Histamine is a major component of the immune response and thus a key mediator in allergic reactions. A disturbance in the gut microbiome can have a role in creating histamine intolerance. Taking probiotics that contain histamine-degrading strains such as Bifidobacterium infantis, Bifidobacterium longum and Lactobacillus rhamnosus is recommended for those with histamine intolerance. It is not surprising, therefore, that there appears to be a link between the severity of allergies and the health of the gut and its corresponding immune system and therefore, restoring a healthy balance of gut flora is the best long-term solution to resolving a histamine issue.

Nutrient Deficiencies
Vitamin D: Lower levels have been associated with more allergic disease and elevated serum IgE

Bromelain: is a proteolytic enzyme derived from pineapple which can help to enhance absorption of quercetin. It has also been shown to possess anti-inflammatory and a natural antihistamine, helping relieve the pain and congestion of inflamed tissues, especially the nasal and respiratory pathways

Quercetin: has been shown to inhibit production and release of histamine, making it an important consideration in those with hay fever and allergies.

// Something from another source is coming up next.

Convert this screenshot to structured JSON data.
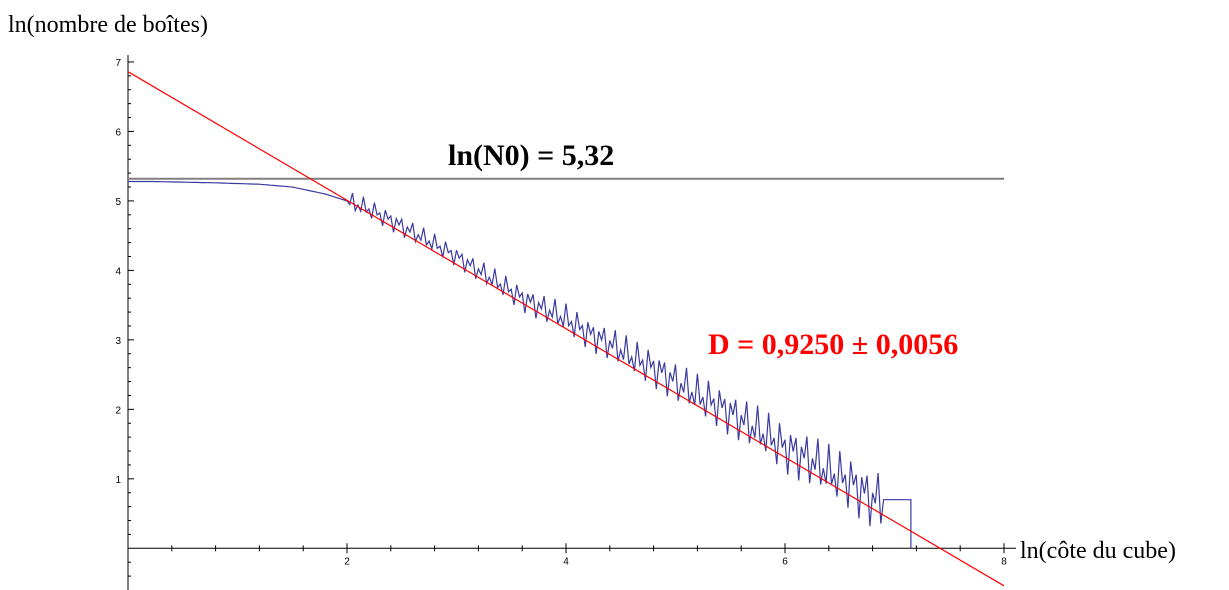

Omega-3 fatty acids: can help to support a healthy balanced immune system. The increased incidence of allergic conditions has recently been associated with the over-consumption of pro- inflammatory omega-6 fatty acids in relation to anti-inflammatory omega-3 fatty acids – an unhealthy imbalance, which is very common in a typical Western diet. Research suggests that a balanced intake of fatty acids may have a powerful, positive effect in certain patients with allergic conditions

Dietary Support
A low-histamine, anti-inflammatory diet can often reduce the severity of allergy symptoms.

Foods high in histamine include: fermented foods, aged cheese, citrus fruits, fish, shellfish, avocados, spinach, cocoa, leftover meat or fish, fermented alcohol like wine, champagne, and beer.

Foods low in histamine include: freshly cooked meat, poultry (frozen or fresh), freshly caught fish, eggs, rice, quinoa, fresh fruits, fresh vegetables (except tomatoes, spinach, avocado and aubergine), olive oil, coconut oil, leafy herbs and herbal teas.

Certain foods can make symptoms much worse, so knowing those triggers is an important part of an overall plan.